# anchovy
Unix sockets can carry open file descriptors alongside data, but nothing in the
standard async I/O stack handles this. In async Rust you have to drop down to
`sendmsg`/`recvmsg` yourself. anchovy handles that: it wraps a `UnixStream` and
implements `AsyncRead`/`AsyncWrite` with fd passing via `SCM_RIGHTS` ancillary
messages.
## Usage
```toml
[dependencies]
anchovy = "0.1"
```
Use `DbusFdStream` or `WaylandFdStream` for those protocols. For other cases,
use `AnchovyStream<S>` directly with `S` set to at least
`rustix::cmsg_space!(ScmRights(N))`, where `N` is the maximum number of file
descriptors you expect per message.
### Sending file descriptors
Push `OwnedFd` values into the write queue before writing. All queued
descriptors go out together in a single `sendmsg` call, then the queue is
cleared.
```rust,no_run
use anchovy::DbusFdStream;
use std::os::fd::OwnedFd;
use tokio::io::AsyncWriteExt;
async fn send_fd(stream: &mut DbusFdStream, fd: OwnedFd) -> std::io::Result<()> {
stream.write_queue_mut().push_back(fd);
stream.write_all(b"payload").await
}
```
### Receiving file descriptors
Descriptors received with a message land in the read queue.
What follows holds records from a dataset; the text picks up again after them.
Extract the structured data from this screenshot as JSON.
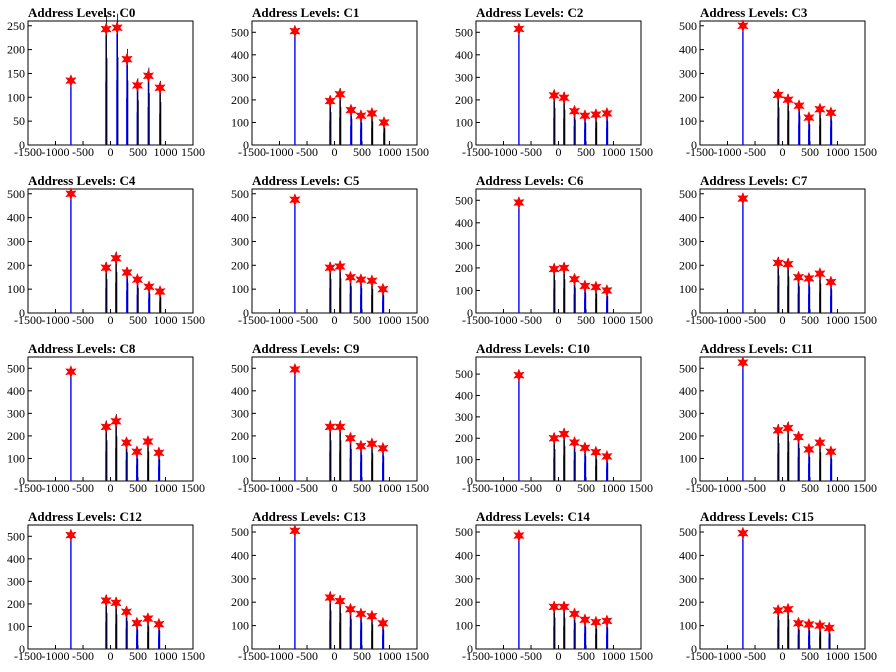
{
  "figure": {
    "background": "#ffffff",
    "colors": {
      "bar": "#0000ff",
      "trace": "#000000",
      "marker": "#ff0000",
      "axis": "#000000"
    },
    "marker_icon": "red-star-marker"
  },
  "chart_data": [
    {
      "type": "bar",
      "title": "Address Levels: C0",
      "xlim": [
        -1500,
        1500
      ],
      "ylim": [
        0,
        260
      ],
      "xticks": [
        -1500,
        -1000,
        -500,
        0,
        500,
        1000,
        1500
      ],
      "xtick_labels": [
        "-1500",
        "-1000",
        "-500",
        "0",
        "500",
        "1000",
        "1500"
      ],
      "yticks": [
        0,
        50,
        100,
        150,
        200,
        250
      ],
      "ytick_labels": [
        "0",
        "50",
        "100",
        "150",
        "200",
        "250"
      ],
      "peaks": [
        {
          "x": -720,
          "y": 135
        },
        {
          "x": -80,
          "y": 243
        },
        {
          "x": 120,
          "y": 246
        },
        {
          "x": 300,
          "y": 180
        },
        {
          "x": 490,
          "y": 125
        },
        {
          "x": 690,
          "y": 145
        },
        {
          "x": 900,
          "y": 120
        }
      ]
    },
    {
      "type": "bar",
      "title": "Address Levels: C1",
      "xlim": [
        -1500,
        1500
      ],
      "ylim": [
        0,
        550
      ],
      "xticks": [
        -1500,
        -1000,
        -500,
        0,
        500,
        1000,
        1500
      ],
      "xtick_labels": [
        "-1500",
        "-1000",
        "-500",
        "0",
        "500",
        "1000",
        "1500"
      ],
      "yticks": [
        0,
        100,
        200,
        300,
        400,
        500
      ],
      "ytick_labels": [
        "0",
        "100",
        "200",
        "300",
        "400",
        "500"
      ],
      "peaks": [
        {
          "x": -720,
          "y": 505
        },
        {
          "x": -80,
          "y": 195
        },
        {
          "x": 100,
          "y": 225
        },
        {
          "x": 300,
          "y": 155
        },
        {
          "x": 480,
          "y": 130
        },
        {
          "x": 680,
          "y": 140
        },
        {
          "x": 900,
          "y": 100
        }
      ]
    },
    {
      "type": "bar",
      "title": "Address Levels: C2",
      "xlim": [
        -1500,
        1500
      ],
      "ylim": [
        0,
        550
      ],
      "xticks": [
        -1500,
        -1000,
        -500,
        0,
        500,
        1000,
        1500
      ],
      "xtick_labels": [
        "-1500",
        "-1000",
        "-500",
        "0",
        "500",
        "1000",
        "1500"
      ],
      "yticks": [
        0,
        100,
        200,
        300,
        400,
        500
      ],
      "ytick_labels": [
        "0",
        "100",
        "200",
        "300",
        "400",
        "500"
      ],
      "peaks": [
        {
          "x": -720,
          "y": 515
        },
        {
          "x": -80,
          "y": 220
        },
        {
          "x": 100,
          "y": 210
        },
        {
          "x": 290,
          "y": 150
        },
        {
          "x": 480,
          "y": 130
        },
        {
          "x": 680,
          "y": 135
        },
        {
          "x": 880,
          "y": 140
        }
      ]
    },
    {
      "type": "bar",
      "title": "Address Levels: C3",
      "xlim": [
        -1500,
        1500
      ],
      "ylim": [
        0,
        520
      ],
      "xticks": [
        -1500,
        -1000,
        -500,
        0,
        500,
        1000,
        1500
      ],
      "xtick_labels": [
        "-1500",
        "-1000",
        "-500",
        "0",
        "500",
        "1000",
        "1500"
      ],
      "yticks": [
        0,
        100,
        200,
        300,
        400,
        500
      ],
      "ytick_labels": [
        "0",
        "100",
        "200",
        "300",
        "400",
        "500"
      ],
      "peaks": [
        {
          "x": -720,
          "y": 500
        },
        {
          "x": -80,
          "y": 210
        },
        {
          "x": 100,
          "y": 190
        },
        {
          "x": 300,
          "y": 165
        },
        {
          "x": 480,
          "y": 115
        },
        {
          "x": 680,
          "y": 150
        },
        {
          "x": 880,
          "y": 135
        }
      ]
    },
    {
      "type": "bar",
      "title": "Address Levels: C4",
      "xlim": [
        -1500,
        1500
      ],
      "ylim": [
        0,
        520
      ],
      "xticks": [
        -1500,
        -1000,
        -500,
        0,
        500,
        1000,
        1500
      ],
      "xtick_labels": [
        "-1500",
        "-1000",
        "-500",
        "0",
        "500",
        "1000",
        "1500"
      ],
      "yticks": [
        0,
        100,
        200,
        300,
        400,
        500
      ],
      "ytick_labels": [
        "0",
        "100",
        "200",
        "300",
        "400",
        "500"
      ],
      "peaks": [
        {
          "x": -720,
          "y": 500
        },
        {
          "x": -80,
          "y": 190
        },
        {
          "x": 100,
          "y": 230
        },
        {
          "x": 300,
          "y": 170
        },
        {
          "x": 490,
          "y": 140
        },
        {
          "x": 700,
          "y": 110
        },
        {
          "x": 900,
          "y": 90
        }
      ]
    },
    {
      "type": "bar",
      "title": "Address Levels: C5",
      "xlim": [
        -1500,
        1500
      ],
      "ylim": [
        0,
        520
      ],
      "xticks": [
        -1500,
        -1000,
        -500,
        0,
        500,
        1000,
        1500
      ],
      "xtick_labels": [
        "-1500",
        "-1000",
        "-500",
        "0",
        "500",
        "1000",
        "1500"
      ],
      "yticks": [
        0,
        100,
        200,
        300,
        400,
        500
      ],
      "ytick_labels": [
        "0",
        "100",
        "200",
        "300",
        "400",
        "500"
      ],
      "peaks": [
        {
          "x": -720,
          "y": 475
        },
        {
          "x": -80,
          "y": 190
        },
        {
          "x": 100,
          "y": 195
        },
        {
          "x": 290,
          "y": 150
        },
        {
          "x": 480,
          "y": 140
        },
        {
          "x": 680,
          "y": 135
        },
        {
          "x": 880,
          "y": 100
        }
      ]
    },
    {
      "type": "bar",
      "title": "Address Levels: C6",
      "xlim": [
        -1500,
        1500
      ],
      "ylim": [
        0,
        550
      ],
      "xticks": [
        -1500,
        -1000,
        -500,
        0,
        500,
        1000,
        1500
      ],
      "xtick_labels": [
        "-1500",
        "-1000",
        "-500",
        "0",
        "500",
        "1000",
        "1500"
      ],
      "yticks": [
        0,
        100,
        200,
        300,
        400,
        500
      ],
      "ytick_labels": [
        "0",
        "100",
        "200",
        "300",
        "400",
        "500"
      ],
      "peaks": [
        {
          "x": -720,
          "y": 490
        },
        {
          "x": -80,
          "y": 195
        },
        {
          "x": 100,
          "y": 200
        },
        {
          "x": 290,
          "y": 150
        },
        {
          "x": 480,
          "y": 120
        },
        {
          "x": 680,
          "y": 115
        },
        {
          "x": 880,
          "y": 100
        }
      ]
    },
    {
      "type": "bar",
      "title": "Address Levels: C7",
      "xlim": [
        -1500,
        1500
      ],
      "ylim": [
        0,
        520
      ],
      "xticks": [
        -1500,
        -1000,
        -500,
        0,
        500,
        1000,
        1500
      ],
      "xtick_labels": [
        "-1500",
        "-1000",
        "-500",
        "0",
        "500",
        "1000",
        "1500"
      ],
      "yticks": [
        0,
        100,
        200,
        300,
        400,
        500
      ],
      "ytick_labels": [
        "0",
        "100",
        "200",
        "300",
        "400",
        "500"
      ],
      "peaks": [
        {
          "x": -720,
          "y": 480
        },
        {
          "x": -80,
          "y": 210
        },
        {
          "x": 100,
          "y": 205
        },
        {
          "x": 290,
          "y": 150
        },
        {
          "x": 480,
          "y": 145
        },
        {
          "x": 680,
          "y": 165
        },
        {
          "x": 880,
          "y": 130
        }
      ]
    },
    {
      "type": "bar",
      "title": "Address Levels: C8",
      "xlim": [
        -1500,
        1500
      ],
      "ylim": [
        0,
        550
      ],
      "xticks": [
        -1500,
        -1000,
        -500,
        0,
        500,
        1000,
        1500
      ],
      "xtick_labels": [
        "-1500",
        "-1000",
        "-500",
        "0",
        "500",
        "1000",
        "1500"
      ],
      "yticks": [
        0,
        100,
        200,
        300,
        400,
        500
      ],
      "ytick_labels": [
        "0",
        "100",
        "200",
        "300",
        "400",
        "500"
      ],
      "peaks": [
        {
          "x": -720,
          "y": 485
        },
        {
          "x": -80,
          "y": 240
        },
        {
          "x": 100,
          "y": 265
        },
        {
          "x": 290,
          "y": 170
        },
        {
          "x": 480,
          "y": 130
        },
        {
          "x": 680,
          "y": 175
        },
        {
          "x": 880,
          "y": 125
        }
      ]
    },
    {
      "type": "bar",
      "title": "Address Levels: C9",
      "xlim": [
        -1500,
        1500
      ],
      "ylim": [
        0,
        550
      ],
      "xticks": [
        -1500,
        -1000,
        -500,
        0,
        500,
        1000,
        1500
      ],
      "xtick_labels": [
        "-1500",
        "-1000",
        "-500",
        "0",
        "500",
        "1000",
        "1500"
      ],
      "yticks": [
        0,
        100,
        200,
        300,
        400,
        500
      ],
      "ytick_labels": [
        "0",
        "100",
        "200",
        "300",
        "400",
        "500"
      ],
      "peaks": [
        {
          "x": -720,
          "y": 495
        },
        {
          "x": -80,
          "y": 240
        },
        {
          "x": 100,
          "y": 240
        },
        {
          "x": 290,
          "y": 190
        },
        {
          "x": 480,
          "y": 155
        },
        {
          "x": 680,
          "y": 165
        },
        {
          "x": 880,
          "y": 145
        }
      ]
    },
    {
      "type": "bar",
      "title": "Address Levels: C10",
      "xlim": [
        -1500,
        1500
      ],
      "ylim": [
        0,
        580
      ],
      "xticks": [
        -1500,
        -1000,
        -500,
        0,
        500,
        1000,
        1500
      ],
      "xtick_labels": [
        "-1500",
        "-1000",
        "-500",
        "0",
        "500",
        "1000",
        "1500"
      ],
      "yticks": [
        0,
        100,
        200,
        300,
        400,
        500
      ],
      "ytick_labels": [
        "0",
        "100",
        "200",
        "300",
        "400",
        "500"
      ],
      "peaks": [
        {
          "x": -720,
          "y": 495
        },
        {
          "x": -80,
          "y": 200
        },
        {
          "x": 100,
          "y": 220
        },
        {
          "x": 290,
          "y": 180
        },
        {
          "x": 480,
          "y": 155
        },
        {
          "x": 680,
          "y": 135
        },
        {
          "x": 880,
          "y": 115
        }
      ]
    },
    {
      "type": "bar",
      "title": "Address Levels: C11",
      "xlim": [
        -1500,
        1500
      ],
      "ylim": [
        0,
        550
      ],
      "xticks": [
        -1500,
        -1000,
        -500,
        0,
        500,
        1000,
        1500
      ],
      "xtick_labels": [
        "-1500",
        "-1000",
        "-500",
        "0",
        "500",
        "1000",
        "1500"
      ],
      "yticks": [
        0,
        100,
        200,
        300,
        400,
        500
      ],
      "ytick_labels": [
        "0",
        "100",
        "200",
        "300",
        "400",
        "500"
      ],
      "peaks": [
        {
          "x": -720,
          "y": 525
        },
        {
          "x": -80,
          "y": 225
        },
        {
          "x": 100,
          "y": 235
        },
        {
          "x": 290,
          "y": 195
        },
        {
          "x": 480,
          "y": 140
        },
        {
          "x": 680,
          "y": 170
        },
        {
          "x": 880,
          "y": 130
        }
      ]
    },
    {
      "type": "bar",
      "title": "Address Levels: C12",
      "xlim": [
        -1500,
        1500
      ],
      "ylim": [
        0,
        550
      ],
      "xticks": [
        -1500,
        -1000,
        -500,
        0,
        500,
        1000,
        1500
      ],
      "xtick_labels": [
        "-1500",
        "-1000",
        "-500",
        "0",
        "500",
        "1000",
        "1500"
      ],
      "yticks": [
        0,
        100,
        200,
        300,
        400,
        500
      ],
      "ytick_labels": [
        "0",
        "100",
        "200",
        "300",
        "400",
        "500"
      ],
      "peaks": [
        {
          "x": -720,
          "y": 505
        },
        {
          "x": -80,
          "y": 215
        },
        {
          "x": 100,
          "y": 205
        },
        {
          "x": 290,
          "y": 165
        },
        {
          "x": 480,
          "y": 115
        },
        {
          "x": 680,
          "y": 135
        },
        {
          "x": 880,
          "y": 110
        }
      ]
    },
    {
      "type": "bar",
      "title": "Address Levels: C13",
      "xlim": [
        -1500,
        1500
      ],
      "ylim": [
        0,
        530
      ],
      "xticks": [
        -1500,
        -1000,
        -500,
        0,
        500,
        1000,
        1500
      ],
      "xtick_labels": [
        "-1500",
        "-1000",
        "-500",
        "0",
        "500",
        "1000",
        "1500"
      ],
      "yticks": [
        0,
        100,
        200,
        300,
        400,
        500
      ],
      "ytick_labels": [
        "0",
        "100",
        "200",
        "300",
        "400",
        "500"
      ],
      "peaks": [
        {
          "x": -720,
          "y": 505
        },
        {
          "x": -80,
          "y": 220
        },
        {
          "x": 100,
          "y": 205
        },
        {
          "x": 290,
          "y": 170
        },
        {
          "x": 480,
          "y": 150
        },
        {
          "x": 680,
          "y": 140
        },
        {
          "x": 880,
          "y": 110
        }
      ]
    },
    {
      "type": "bar",
      "title": "Address Levels: C14",
      "xlim": [
        -1500,
        1500
      ],
      "ylim": [
        0,
        530
      ],
      "xticks": [
        -1500,
        -1000,
        -500,
        0,
        500,
        1000,
        1500
      ],
      "xtick_labels": [
        "-1500",
        "-1000",
        "-500",
        "0",
        "500",
        "1000",
        "1500"
      ],
      "yticks": [
        0,
        100,
        200,
        300,
        400,
        500
      ],
      "ytick_labels": [
        "0",
        "100",
        "200",
        "300",
        "400",
        "500"
      ],
      "peaks": [
        {
          "x": -720,
          "y": 485
        },
        {
          "x": -80,
          "y": 180
        },
        {
          "x": 100,
          "y": 180
        },
        {
          "x": 290,
          "y": 150
        },
        {
          "x": 480,
          "y": 125
        },
        {
          "x": 680,
          "y": 115
        },
        {
          "x": 880,
          "y": 120
        }
      ]
    },
    {
      "type": "bar",
      "title": "Address Levels: C15",
      "xlim": [
        -1500,
        1500
      ],
      "ylim": [
        0,
        530
      ],
      "xticks": [
        -1500,
        -1000,
        -500,
        0,
        500,
        1000,
        1500
      ],
      "xtick_labels": [
        "-1500",
        "-1000",
        "-500",
        "0",
        "500",
        "1000",
        "1500"
      ],
      "yticks": [
        0,
        100,
        200,
        300,
        400,
        500
      ],
      "ytick_labels": [
        "0",
        "100",
        "200",
        "300",
        "400",
        "500"
      ],
      "peaks": [
        {
          "x": -720,
          "y": 495
        },
        {
          "x": -80,
          "y": 165
        },
        {
          "x": 100,
          "y": 170
        },
        {
          "x": 290,
          "y": 110
        },
        {
          "x": 480,
          "y": 105
        },
        {
          "x": 680,
          "y": 100
        },
        {
          "x": 850,
          "y": 90
        }
      ]
    }
  ]
}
Drain it after
each read.
```rust,no_run
use anchovy::DbusFdStream;
use tokio::io::AsyncReadExt;
async fn recv_fds(stream: &mut DbusFdStream) -> std::io::Result<()> {
let mut buf = vec![0u8; 64];
stream.read(&mut buf).await?;
for fd in stream.read_queue_mut().drain(..) {
// handle fd
}
Ok(())
}
```
## Origin
[waynest](https://github.com/verdiwm/waynest) and
[abus](https://github.com/tailwags/abus) both needed this and ended up writing
the same wrapper independently. anchovy is that wrapper, extracted into a shared
crate before the two implementations diverged further.
## License
This project is licensed under the
[Apache-2.0 License](http://www.apache.org/licenses/LICENSE-2.0). For more
information, please see the [LICENSE](LICENSE) file.